During the variable intertrial interval (ITI) of 0.5 to 1.5 s, the stimuli were presented using Presentation software (Version 17.2, www.neurobs.com) in a pseudorandom order. The experimenter explained to participants that they would be presented with a number of videos with double-pulse TMS stimulation on. They were informed that the gender of the person they saw on the screen and the gender of the voice they heard might be different or might be the same. They were asked to indicate the gender of the voice they heard by pressing one of two buttons on the keyboard (key assignment was counterbalanced across participants). Participants’ reaction time, which was recorded relative to the onset of speech and the button being pressed, was recorded. Participants were allowed to have a break after each block and were told to press any button if they were ready to continue. Before the experiment began, participants were asked to perform 16 training trials to become accustomed to the experimental procedure.

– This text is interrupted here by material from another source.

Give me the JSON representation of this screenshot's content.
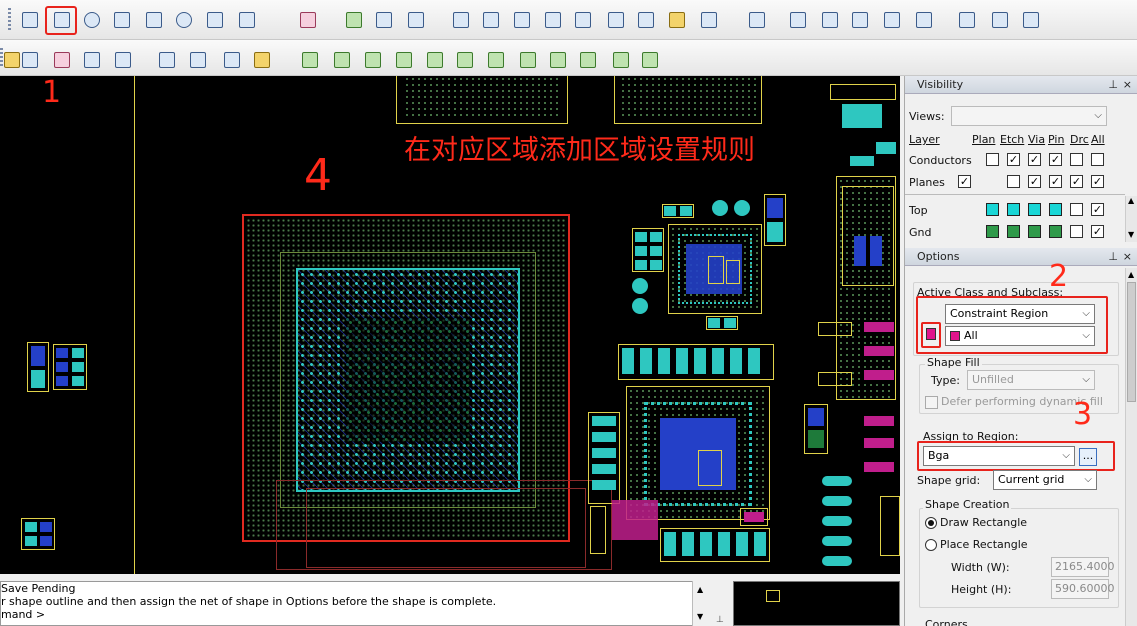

We focused our analysis on the effect of semantic congruency and its interactions with the time window factor and the TMS effect factor (active-TMS minus Vertex-TMS) to determine at which TW the magnitude of the semantic congruency effect was reduced when activity in the IFG or pMTG was stimulated relative to vertex stimulation. We also used the effect of gender congruency (the RT difference between gender incongruent and gender congruent conditions) as a control effect, with the assumption that double-pulse TMS stimulation would have an effect only on semantic congruency.
Accordingly, 3 (Site) × 2 (Semantic congruency) × 2 (Gender congruency) × 5 (Time window) repeated-measures ANOVAs were conducted to examine the overall TMS effects on reaction times. Then, repeated measures analysis of variance (ANOVA) over each of the TMS effects (pMTG-Vertex and IFG-Vertex) on the RTs was conducted separately with respect to the effect of five TWs and its interaction with either semantic congruency (semantic congruent vs. semantic incongruent) or gender congruency (gender congruent vs. gender incongruent). Additionally, one-sample t tests with false discovery rate (FDR) correction of the TMS effect over the five TWs on either the semantic congruency effect or the gender congruency effect were implemented.
TMS protocol
A Magstim Rapid2 stimulator (Magstim, United Kingdom) was used to deliver the double-pulse TMS via a 70 mm figure-eight coil. The stimulation sites of the left IFG (−62, 16, 22) and the left pMTG (−50, −56, 10) corresponding to Montreal Neurological Institute (MNI) coordinates were identified in a quantitative meta-analysis of fMRI studies on iconic gesture-speech integration [for details, see Zhao et al. (2018)]. The vertex was used as a control site.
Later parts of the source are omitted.